NEW YORK (TheStreet) -- Nordstrom (JWN) - Get Free Report shares are declining 0.8% to $49.73 in Tuesday's pre-market trading session after analysts at Citigroup lowered their ratings on the stock to "neutral" from "buy" and dropped their price target to $52 from $65.
Sales have slowed more than the firm had expected, according to CNBC.com.
Going forward, reigniting sales may be difficult due to headwinds such as high inventory and "intense promos" at several mall competitors.
Based in Seattle, Nordstrom, a fashion specialty retailer, offers apparel, shoes, cosmetics, and accessories for men, women, and children in the U.S. and Canada.
Recently, TheStreet Ratings objectively rated this stock according to its "risk-adjusted" total return prospect over a 12-month investment horizon. Not based on the news in any given day, the rating may differ from Jim Cramer's view or that of this articles's author. TheStreet Ratings has this to say about the recommendation:
We rate NORDSTROM INC as a Hold with a ratings score of C+. The primary factors that have impacted our rating are mixed - some indicating strength, some showing weaknesses, with little evidence to justify the expectation of either a positive or negative performance for this stock relative to most other stocks. The company's strengths can be seen in multiple areas, such as its revenue growth, notable return on equity and good cash flow from operations. However, as a counter to these strengths, we also find weaknesses including deteriorating net income, generally higher debt management risk and feeble growth in the company's earnings per share.
Highlights from the analysis by TheStreet Ratings Team goes as follows:
- Despite its growing revenue, the company underperformed as compared with the industry average of 15.1%. Since the same quarter one year prior, revenues slightly increased by 6.0%. This growth in revenue does not appear to have trickled down to the company's bottom line, displayed by a decline in earnings per share.
- The company's current return on equity greatly increased when compared to its ROE from the same quarter one year prior.

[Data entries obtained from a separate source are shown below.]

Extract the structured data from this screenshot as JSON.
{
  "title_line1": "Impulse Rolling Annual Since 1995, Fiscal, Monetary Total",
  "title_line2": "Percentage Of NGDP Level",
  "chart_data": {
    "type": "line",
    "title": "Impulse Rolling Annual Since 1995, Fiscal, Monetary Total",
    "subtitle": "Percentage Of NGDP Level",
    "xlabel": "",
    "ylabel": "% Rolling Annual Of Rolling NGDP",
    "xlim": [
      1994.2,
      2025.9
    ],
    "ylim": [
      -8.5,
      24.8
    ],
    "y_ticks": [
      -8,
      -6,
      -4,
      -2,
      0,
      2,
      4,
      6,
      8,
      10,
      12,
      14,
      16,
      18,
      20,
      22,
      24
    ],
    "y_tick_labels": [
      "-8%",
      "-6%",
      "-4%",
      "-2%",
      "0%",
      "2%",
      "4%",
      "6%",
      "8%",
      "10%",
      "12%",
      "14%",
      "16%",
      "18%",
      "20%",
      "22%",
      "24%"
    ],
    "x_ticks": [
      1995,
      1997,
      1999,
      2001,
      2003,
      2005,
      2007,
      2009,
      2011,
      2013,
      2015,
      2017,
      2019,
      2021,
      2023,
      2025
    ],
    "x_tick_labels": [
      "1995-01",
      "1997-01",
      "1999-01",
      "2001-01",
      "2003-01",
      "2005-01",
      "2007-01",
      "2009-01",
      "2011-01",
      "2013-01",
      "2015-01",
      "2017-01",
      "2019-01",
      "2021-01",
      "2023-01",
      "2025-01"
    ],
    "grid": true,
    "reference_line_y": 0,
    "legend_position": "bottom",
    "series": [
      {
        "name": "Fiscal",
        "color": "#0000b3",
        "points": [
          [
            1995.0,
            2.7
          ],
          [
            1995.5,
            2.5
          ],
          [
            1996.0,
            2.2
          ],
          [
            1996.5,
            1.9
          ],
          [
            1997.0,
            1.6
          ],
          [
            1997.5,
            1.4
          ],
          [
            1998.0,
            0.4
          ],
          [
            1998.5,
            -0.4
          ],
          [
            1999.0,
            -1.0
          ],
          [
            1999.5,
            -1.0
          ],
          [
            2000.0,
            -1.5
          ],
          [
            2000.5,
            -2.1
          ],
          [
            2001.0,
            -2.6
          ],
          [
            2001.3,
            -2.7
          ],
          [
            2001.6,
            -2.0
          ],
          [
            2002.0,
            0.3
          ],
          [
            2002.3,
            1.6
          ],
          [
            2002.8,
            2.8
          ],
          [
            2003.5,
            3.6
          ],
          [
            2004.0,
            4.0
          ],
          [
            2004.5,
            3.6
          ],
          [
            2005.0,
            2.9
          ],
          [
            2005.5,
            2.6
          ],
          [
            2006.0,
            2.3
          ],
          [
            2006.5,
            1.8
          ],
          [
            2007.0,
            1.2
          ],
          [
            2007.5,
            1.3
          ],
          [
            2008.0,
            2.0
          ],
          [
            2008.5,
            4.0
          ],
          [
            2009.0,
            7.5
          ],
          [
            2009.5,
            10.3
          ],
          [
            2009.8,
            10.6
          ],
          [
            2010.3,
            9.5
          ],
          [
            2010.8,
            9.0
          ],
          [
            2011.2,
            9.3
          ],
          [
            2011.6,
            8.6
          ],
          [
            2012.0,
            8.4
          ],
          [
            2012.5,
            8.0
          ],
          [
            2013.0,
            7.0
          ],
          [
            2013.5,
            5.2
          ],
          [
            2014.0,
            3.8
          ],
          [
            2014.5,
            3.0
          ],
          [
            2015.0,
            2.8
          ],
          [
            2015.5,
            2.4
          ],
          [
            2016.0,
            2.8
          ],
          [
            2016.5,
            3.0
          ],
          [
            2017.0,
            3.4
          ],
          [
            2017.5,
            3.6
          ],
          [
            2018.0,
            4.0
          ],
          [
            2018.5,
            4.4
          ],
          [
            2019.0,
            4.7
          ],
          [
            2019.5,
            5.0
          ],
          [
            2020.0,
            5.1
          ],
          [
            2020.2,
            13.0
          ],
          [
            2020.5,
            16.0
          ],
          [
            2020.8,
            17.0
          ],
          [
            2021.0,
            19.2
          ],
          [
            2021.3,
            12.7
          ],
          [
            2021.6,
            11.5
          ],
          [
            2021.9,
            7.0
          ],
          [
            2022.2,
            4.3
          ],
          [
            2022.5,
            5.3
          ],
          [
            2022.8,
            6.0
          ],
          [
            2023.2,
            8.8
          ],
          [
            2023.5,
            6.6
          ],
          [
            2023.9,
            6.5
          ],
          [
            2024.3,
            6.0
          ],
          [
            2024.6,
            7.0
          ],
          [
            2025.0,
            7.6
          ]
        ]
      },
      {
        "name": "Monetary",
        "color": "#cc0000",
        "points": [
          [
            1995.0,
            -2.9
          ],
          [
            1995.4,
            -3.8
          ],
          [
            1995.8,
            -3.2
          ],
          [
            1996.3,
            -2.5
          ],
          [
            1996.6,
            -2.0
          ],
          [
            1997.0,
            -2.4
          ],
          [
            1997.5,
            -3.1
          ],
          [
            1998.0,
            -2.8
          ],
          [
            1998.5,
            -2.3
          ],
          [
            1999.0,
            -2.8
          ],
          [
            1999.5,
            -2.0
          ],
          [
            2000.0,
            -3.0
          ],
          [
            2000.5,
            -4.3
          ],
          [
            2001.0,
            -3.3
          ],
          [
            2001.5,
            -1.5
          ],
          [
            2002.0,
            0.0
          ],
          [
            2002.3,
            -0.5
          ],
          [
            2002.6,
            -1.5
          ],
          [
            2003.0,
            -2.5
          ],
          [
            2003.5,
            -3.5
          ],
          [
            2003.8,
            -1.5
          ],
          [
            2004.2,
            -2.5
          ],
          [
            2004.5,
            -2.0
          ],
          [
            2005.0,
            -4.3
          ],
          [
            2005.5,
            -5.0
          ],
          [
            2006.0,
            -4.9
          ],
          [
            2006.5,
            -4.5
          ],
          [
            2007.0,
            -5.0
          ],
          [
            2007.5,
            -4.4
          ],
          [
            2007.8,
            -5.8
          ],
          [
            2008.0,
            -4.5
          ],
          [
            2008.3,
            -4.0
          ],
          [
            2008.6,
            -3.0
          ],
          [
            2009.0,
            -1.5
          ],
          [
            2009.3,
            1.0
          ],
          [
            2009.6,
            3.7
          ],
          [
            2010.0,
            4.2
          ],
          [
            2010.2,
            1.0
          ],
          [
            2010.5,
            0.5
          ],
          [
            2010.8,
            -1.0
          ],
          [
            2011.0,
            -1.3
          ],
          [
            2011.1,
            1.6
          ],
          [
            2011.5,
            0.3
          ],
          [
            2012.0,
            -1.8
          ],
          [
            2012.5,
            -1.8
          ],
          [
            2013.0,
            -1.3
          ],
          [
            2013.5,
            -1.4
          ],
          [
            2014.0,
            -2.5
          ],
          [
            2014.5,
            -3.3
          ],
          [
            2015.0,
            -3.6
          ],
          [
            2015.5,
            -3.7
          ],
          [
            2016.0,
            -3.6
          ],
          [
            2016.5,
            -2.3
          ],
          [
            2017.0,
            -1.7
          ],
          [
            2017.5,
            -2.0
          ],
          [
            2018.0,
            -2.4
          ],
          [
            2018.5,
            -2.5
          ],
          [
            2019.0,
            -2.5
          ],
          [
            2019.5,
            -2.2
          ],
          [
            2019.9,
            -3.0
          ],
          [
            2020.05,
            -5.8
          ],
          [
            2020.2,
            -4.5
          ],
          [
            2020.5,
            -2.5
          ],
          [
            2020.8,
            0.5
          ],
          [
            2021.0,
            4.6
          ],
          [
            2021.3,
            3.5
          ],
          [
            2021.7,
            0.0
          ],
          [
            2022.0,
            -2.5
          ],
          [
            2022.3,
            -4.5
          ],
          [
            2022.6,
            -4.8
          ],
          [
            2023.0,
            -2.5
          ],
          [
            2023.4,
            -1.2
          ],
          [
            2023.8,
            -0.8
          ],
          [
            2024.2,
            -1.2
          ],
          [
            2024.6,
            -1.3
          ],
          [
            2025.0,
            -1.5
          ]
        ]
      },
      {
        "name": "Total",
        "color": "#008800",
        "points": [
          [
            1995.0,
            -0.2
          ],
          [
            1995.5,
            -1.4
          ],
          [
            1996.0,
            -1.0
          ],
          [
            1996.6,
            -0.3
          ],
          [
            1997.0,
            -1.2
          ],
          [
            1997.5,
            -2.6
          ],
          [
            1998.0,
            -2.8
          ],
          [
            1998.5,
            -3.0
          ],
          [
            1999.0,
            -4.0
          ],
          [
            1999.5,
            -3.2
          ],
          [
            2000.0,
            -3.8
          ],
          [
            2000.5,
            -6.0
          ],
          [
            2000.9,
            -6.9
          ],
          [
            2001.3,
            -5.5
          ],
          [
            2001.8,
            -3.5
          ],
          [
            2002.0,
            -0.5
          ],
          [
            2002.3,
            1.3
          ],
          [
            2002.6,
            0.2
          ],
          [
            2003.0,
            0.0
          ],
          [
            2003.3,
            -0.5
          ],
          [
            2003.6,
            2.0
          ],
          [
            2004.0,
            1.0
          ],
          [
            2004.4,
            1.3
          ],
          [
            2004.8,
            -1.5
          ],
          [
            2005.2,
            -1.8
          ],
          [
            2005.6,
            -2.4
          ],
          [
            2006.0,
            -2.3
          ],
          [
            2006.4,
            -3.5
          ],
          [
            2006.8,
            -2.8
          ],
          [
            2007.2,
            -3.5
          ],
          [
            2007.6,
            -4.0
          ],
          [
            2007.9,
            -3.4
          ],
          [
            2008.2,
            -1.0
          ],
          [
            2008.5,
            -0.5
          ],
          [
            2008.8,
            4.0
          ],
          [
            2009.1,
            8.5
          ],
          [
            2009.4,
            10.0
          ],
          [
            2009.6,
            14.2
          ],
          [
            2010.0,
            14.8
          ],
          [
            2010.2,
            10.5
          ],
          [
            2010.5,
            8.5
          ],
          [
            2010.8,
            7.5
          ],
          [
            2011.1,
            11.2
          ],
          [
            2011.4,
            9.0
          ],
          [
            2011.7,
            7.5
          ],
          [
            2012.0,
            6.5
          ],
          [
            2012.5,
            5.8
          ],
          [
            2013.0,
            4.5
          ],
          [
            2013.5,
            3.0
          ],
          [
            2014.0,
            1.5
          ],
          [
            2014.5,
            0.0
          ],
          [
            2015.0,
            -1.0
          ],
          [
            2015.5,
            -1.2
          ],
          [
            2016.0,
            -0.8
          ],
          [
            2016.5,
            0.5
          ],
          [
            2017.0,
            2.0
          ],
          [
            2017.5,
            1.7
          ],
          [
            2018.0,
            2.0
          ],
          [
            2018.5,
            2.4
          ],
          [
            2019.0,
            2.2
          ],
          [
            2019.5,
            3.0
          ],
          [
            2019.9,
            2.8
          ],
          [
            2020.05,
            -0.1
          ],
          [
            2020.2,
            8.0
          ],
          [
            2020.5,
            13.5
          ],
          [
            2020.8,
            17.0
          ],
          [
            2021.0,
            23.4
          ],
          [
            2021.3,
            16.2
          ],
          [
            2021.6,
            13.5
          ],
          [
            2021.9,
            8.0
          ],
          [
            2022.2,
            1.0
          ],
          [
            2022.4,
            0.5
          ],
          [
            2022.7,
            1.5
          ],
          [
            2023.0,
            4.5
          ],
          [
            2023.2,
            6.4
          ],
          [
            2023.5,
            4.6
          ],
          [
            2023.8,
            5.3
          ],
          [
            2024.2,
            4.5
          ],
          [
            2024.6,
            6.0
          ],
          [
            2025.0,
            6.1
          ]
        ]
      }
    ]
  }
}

This is a signal of significant strength within the corporation. Compared to other companies in the Multiline Retail industry and the overall market, NORDSTROM INC's return on equity significantly exceeds that of both the industry average and the S&P 500.
- 40.05% is the gross profit margin for NORDSTROM INC which we consider to be strong. Regardless of JWN's high profit margin, it has managed to decrease from the same period last year. Despite the mixed results of the gross profit margin, the net profit margin of 2.43% trails the industry average.
- The company, on the basis of change in net income from the same quarter one year ago, has significantly underperformed when compared to that of the S&P 500 and the Multiline Retail industry. The net income has significantly decreased by 43.0% when compared to the same quarter one year ago, falling from $142.00 million to $81.00 million.
- Currently the debt-to-equity ratio of 2.00 is quite high overall and when compared to the industry average, suggesting that the current management of debt levels should be re-evaluated. Along with this, the company manages to maintain a quick ratio of 0.32, which clearly demonstrates the inability to cover short-term cash needs.